On Sept. 11, the regime escalated things by arresting Max Zirngast, an Austrian student and journalist who is not Turkish at all. Born in the Alps region of Steiermark to Austrian parents, Zirngast developed an affection for Turkish culture from college friends in Vienna. He learned the language, became a committed socialist, began writing about politics (millennials!), and moved to Turkey. His writings came to the attention of the regime, with predictable results. He’s being held, without formal charges, in a filthy Turkish prison.

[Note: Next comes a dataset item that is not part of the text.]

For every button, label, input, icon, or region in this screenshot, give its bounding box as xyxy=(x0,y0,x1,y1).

Recently, Zirngast authored a Washington Post op-ed. He sounds like a brave and eloquent young man. I’m no socialist, but I’d be proud to know him. I can’t say the same for President Erdogan. The larger question is whether, under his rule, Turkey is still a Western ally. His mad musings about democracy and freedom of the press weren’t throwaway lines. A momentous question of the 21st century is whether Islam and democracy are compatible. I believe they are -- but not without an unfettered and courageous media in Islamic countries. Erdogan’s drivel is not merely idiotic; it’s dangerous. Freedom of the press is what makes democracy possible. I suspect this guy knows it, too. He doesn’t believe in democracy. Or freedom. Which means that at some point, the United States and its allies must ask themselves a difficult question: Does the existence of NATO airbases on Turkish soil – bases used in the U.S. war on terror -- give Erdogan carte blanche?
Here’s the rub, though: President Trump’s rhetoric about the press is often indistinguishable from President Erdogan’s. Shouting “fake news” at a campaign rally? We can take that. But an incumbent U.S. president who calls the media the “enemy of the people” is something else. So were the chants at Trump rallies, whenever Hillary Clinton’s name arose, of “Lock her up!” Similar chants erupted as former National Security Adviser Michael Flynn headed to court last week.

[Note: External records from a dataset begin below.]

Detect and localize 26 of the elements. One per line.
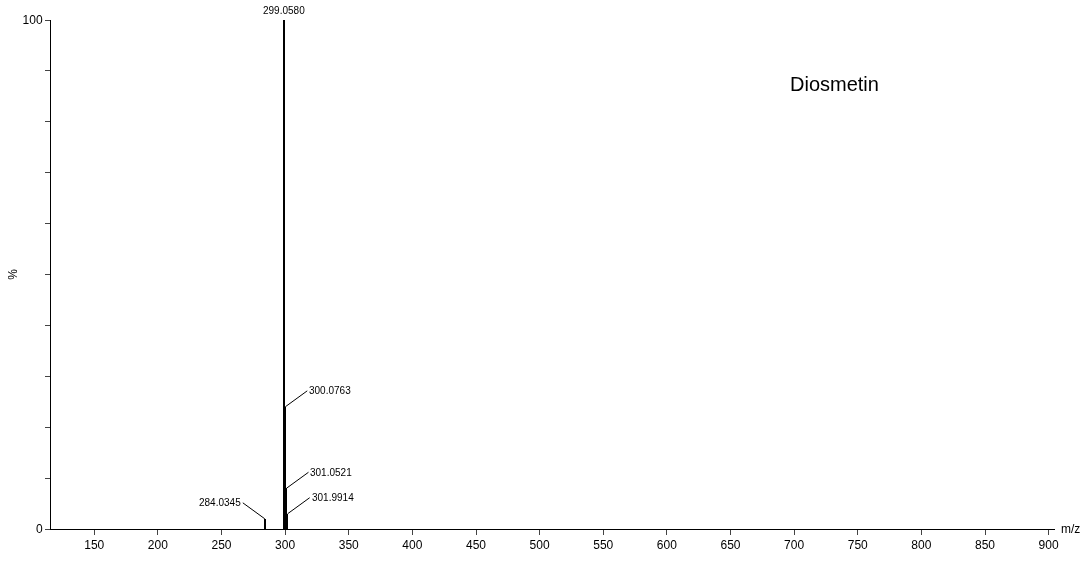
x-tick-label: 450 bbox=[465, 538, 487, 553]
x-tick-label: 800 bbox=[911, 538, 932, 553]
y-axis-title: % bbox=[5, 268, 20, 280]
x-tick-label: 600 bbox=[656, 538, 678, 553]
y-tick-label: 0 bbox=[35, 522, 43, 537]
x-tick-label: 750 bbox=[847, 538, 869, 553]
x-axis-title: m/z bbox=[1061, 522, 1081, 536]
x-tick-label: 700 bbox=[784, 538, 805, 553]
x-tick-label: 850 bbox=[974, 538, 996, 553]
annotation: 301.0521 bbox=[310, 467, 353, 478]
x-tick-label: 550 bbox=[593, 538, 614, 553]
annotation: 301.9914 bbox=[312, 492, 355, 503]
x-tick-label: 400 bbox=[402, 538, 423, 553]
annotation: 299.0580 bbox=[263, 5, 306, 16]
annotation: 300.0763 bbox=[309, 385, 352, 396]
x-tick-label: 250 bbox=[211, 538, 232, 553]
x-tick-label: 300 bbox=[275, 538, 296, 553]
annotation: 284.0345 bbox=[199, 497, 242, 508]
x-tick-label: 350 bbox=[338, 538, 360, 553]
annotation: Diosmetin bbox=[790, 73, 879, 95]
x-tick-label: 200 bbox=[147, 538, 169, 553]
x-tick-label: 500 bbox=[529, 538, 550, 553]
x-tick-label: 150 bbox=[84, 538, 105, 553]
x-tick-label: 650 bbox=[720, 538, 741, 553]
y-tick-label: 100 bbox=[22, 13, 43, 28]
x-tick-label: 900 bbox=[1038, 538, 1059, 553]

Donald Trump isn’t the only American politician who speaks in ugly ways about the media or political opponents. Alexandria Ocasio-Cortez, the 29-year-old New York barista who won election to Congress this year as Democratic-Socialist, didn’t like a recent Politico story about her. So she attacked the press on Twitter, saying that newspapers were mainly good for birdcage lining. It’s no accident that Donald Trump Jr. expressed solidarity. Meanwhile, California Rep. Devin Nunes, who should know better, has started a full-blown feud with his hometown paper, the Fresno Bee.

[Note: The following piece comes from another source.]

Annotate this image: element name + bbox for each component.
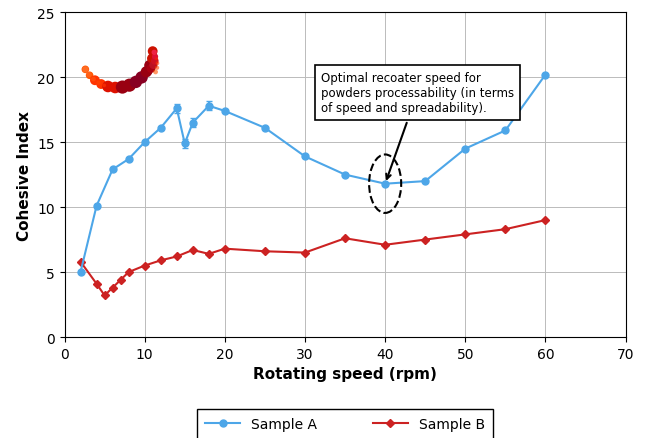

Is this all Trump’s fault? Obviously not. The mainstream media have been hostile. The Obama Justice Department prosecuted more journalists for leaks than all previous presidents combined. This doesn’t count Judith Miller -- jailed for contempt of court by a compliant judge egged on by a vindictive special prosecutor.
The lesson here is that when Trump says, “We don’t have a country without a border,” there’s a better way of thinking about immigration – and democracy. A country without freedom of the press is not a country worth defending.
Correction: An earlier version of this article mistakenly stated that Turkey is a member of the European Union.